This book focuses on new perspectives on assessment in translator and interpreting education and suggests that assessment is not only a measure of learning (i.e. assessment ‘of’ learning) but also part of the learning process (i.e. assessment ‘for’ learning and assessment ‘as’ learning).
To this end, the book explores the current and changing practices of the role and nature of assessment not only in terms of the products but also the processes of translation. It includes empirical studies which examine competence-based assessment and quality in translation and interpreting education both at undergraduate and postgraduate level. This includes studies and proposals on formative and summative assessment in a wide range of educational contexts, as well as contributions about relatively unexplored research areas such as quality assurance and assessment in subtitling for the D/deaf and the hard of hearing, and how closely translation programmes fit the reality of professional practice.

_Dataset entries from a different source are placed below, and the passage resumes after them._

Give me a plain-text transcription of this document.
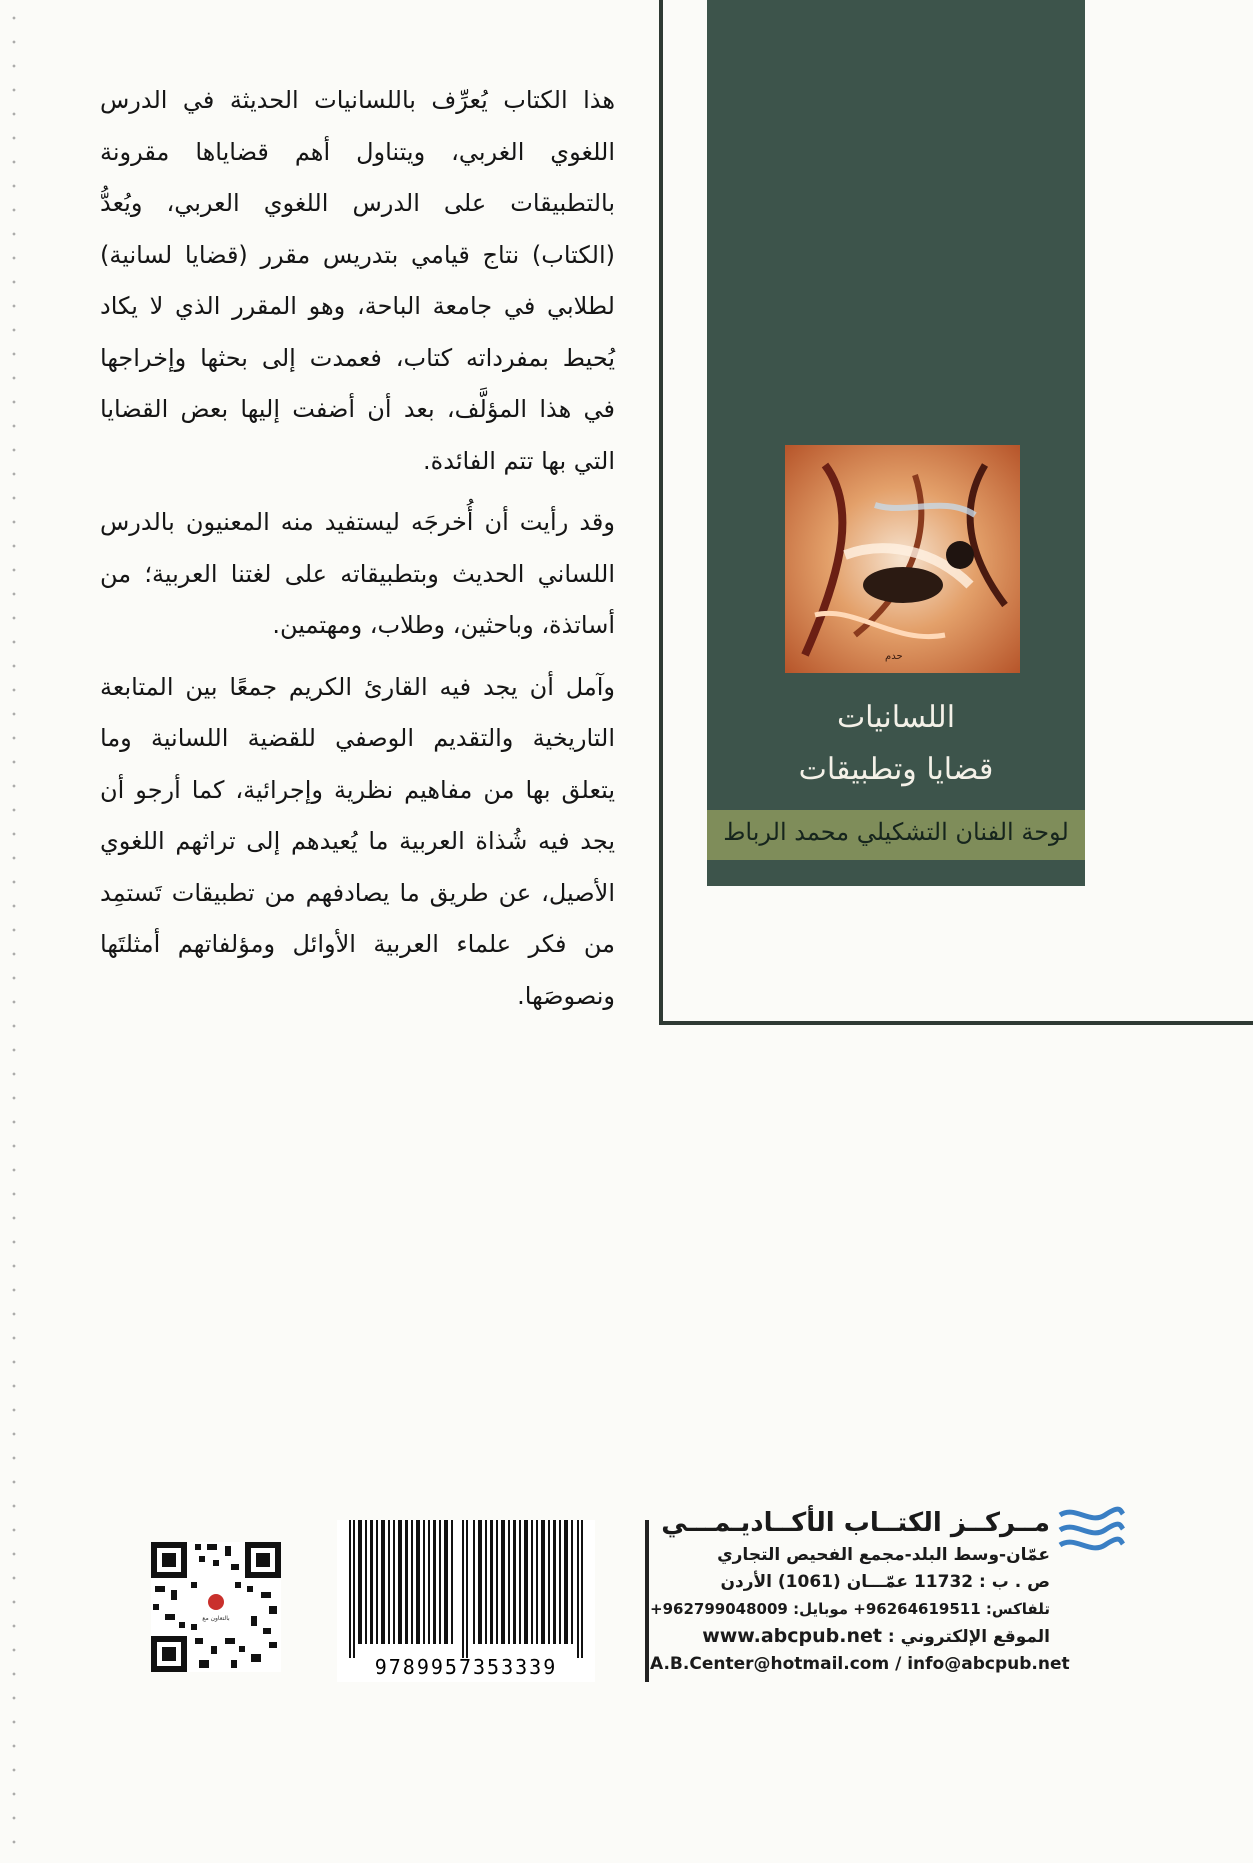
حدم
اللسانيات
قضايا وتطبيقات
لوحة الفنان التشكيلي محمد الرباط

هذا الكتاب يُعرِّف باللسانيات الحديثة في الدرس اللغوي الغربي، ويتناول أهم قضاياها مقرونة بالتطبيقات على الدرس اللغوي العربي، ويُعدُّ (الكتاب) نتاج قيامي بتدريس مقرر (قضايا لسانية) لطلابي في جامعة الباحة، وهو المقرر الذي لا يكاد يُحيط بمفرداته كتاب، فعمدت إلى بحثها وإخراجها في هذا المؤلَّف، بعد أن أضفت إليها بعض القضايا التي بها تتم الفائدة.

وقد رأيت أن أُخرجَه ليستفيد منه المعنيون بالدرس اللساني الحديث وبتطبيقاته على لغتنا العربية؛ من أساتذة، وباحثين، وطلاب، ومهتمين.

وآمل أن يجد فيه القارئ الكريم جمعًا بين المتابعة التاريخية والتقديم الوصفي للقضية اللسانية وما يتعلق بها من مفاهيم نظرية وإجرائية، كما أرجو أن يجد فيه شُذاة العربية ما يُعيدهم إلى تراثهم اللغوي الأصيل، عن طريق ما يصادفهم من تطبيقات تَستمِد من فكر علماء العربية الأوائل ومؤلفاتهم أمثلتَها ونصوصَها.

مــركــز الكتــاب الأكــاديـمـــي
عمّان-وسط البلد-مجمع الفحيص التجاري
ص . ب : 11732 عمّـــان (1061) الأردن
تلفاكس: 96264619511+ موبايل: 962799048009+
الموقع الإلكتروني : www.abcpub.net
A.B.Center@hotmail.com / info@abcpub.net
9789957353339
بالتعاون مع
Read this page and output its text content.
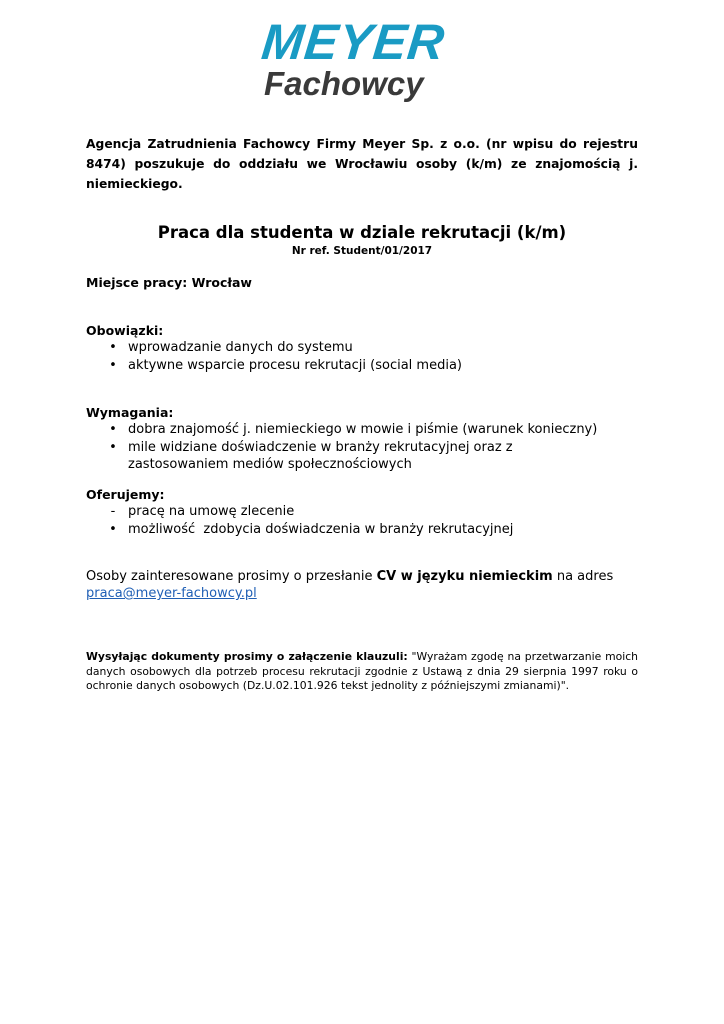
MEYER
Fachowcy
Agencja Zatrudnienia Fachowcy Firmy Meyer Sp. z o.o. (nr wpisu do rejestru 8474) poszukuje do oddziału we Wrocławiu osoby (k/m) ze znajomością j. niemieckiego.
Praca dla studenta w dziale rekrutacji (k/m)
Nr ref. Student/01/2017
Miejsce pracy: Wrocław
Obowiązki:
• wprowadzanie danych do systemu
• aktywne wsparcie procesu rekrutacji (social media)
Wymagania:
• dobra znajomość j. niemieckiego w mowie i piśmie (warunek konieczny)
• mile widziane doświadczenie w branży rekrutacyjnej oraz z zastosowaniem mediów społecznościowych
Oferujemy:
- pracę na umowę zlecenie
• możliwość  zdobycia doświadczenia w branży rekrutacyjnej
Osoby zainteresowane prosimy o przesłanie CV w języku niemieckim na adres
praca@meyer-fachowcy.pl
Wysyłając dokumenty prosimy o załączenie klauzuli: "Wyrażam zgodę na przetwarzanie moich danych osobowych dla potrzeb procesu rekrutacji zgodnie z Ustawą z dnia 29 sierpnia 1997 roku o ochronie danych osobowych (Dz.U.02.101.926 tekst jednolity z późniejszymi zmianami)".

The findings of this book lend support to existing theoretical frameworks and inform course planning and design in translation education. As such, it will be a valuable resource for translation educators, trainers and researchers, translation and interpreting practitioners and associated professionals. This book was originally published as a special issue of The Interpreter and Translator Trainer.
Table of Contents
Introduction 1. Current trends on MA translation courses in the UK: changing assessment practices on core translation modules 2. An empirical study on multidimensional summative assessment in translation teaching 3. Self-assessment as ‘assessment as learning’ in translator and interpreter education: validity and washback 4. Using evaluation criteria and rubrics as learning tools in subtitling for the D/deaf and the hard of hearing 5. Assessing how closely postgraduate translation programmes fit the reality of professional practice: a case study of the Spanish context
Elsa Huertas Barros is a Lecturer in Translation Studies at the University of Westminster, UK. Her main research interests include translator education, translator competence, assessment practices, collaborative learning and student-centred approaches. Her work has appeared in books including Phraseology in Legal and Institutional Settings: A Corpus-based Interdisciplinary Perspective (2018) and Quality Assurance and Assessment Practices in Translation and Interpreting (2019).
Juliet Vine is Senior Lecturer in Translation and Interpreting at the University of Westminster, UK. Her research interests are pedagogical research and contrastive rhetoric focusing on Chinese and western rhetorical traditions. Her work has appeared in books including Translation and Meaning (2016) and Quality Assurance and Assessment Practices in Translation and Interpreting (2019).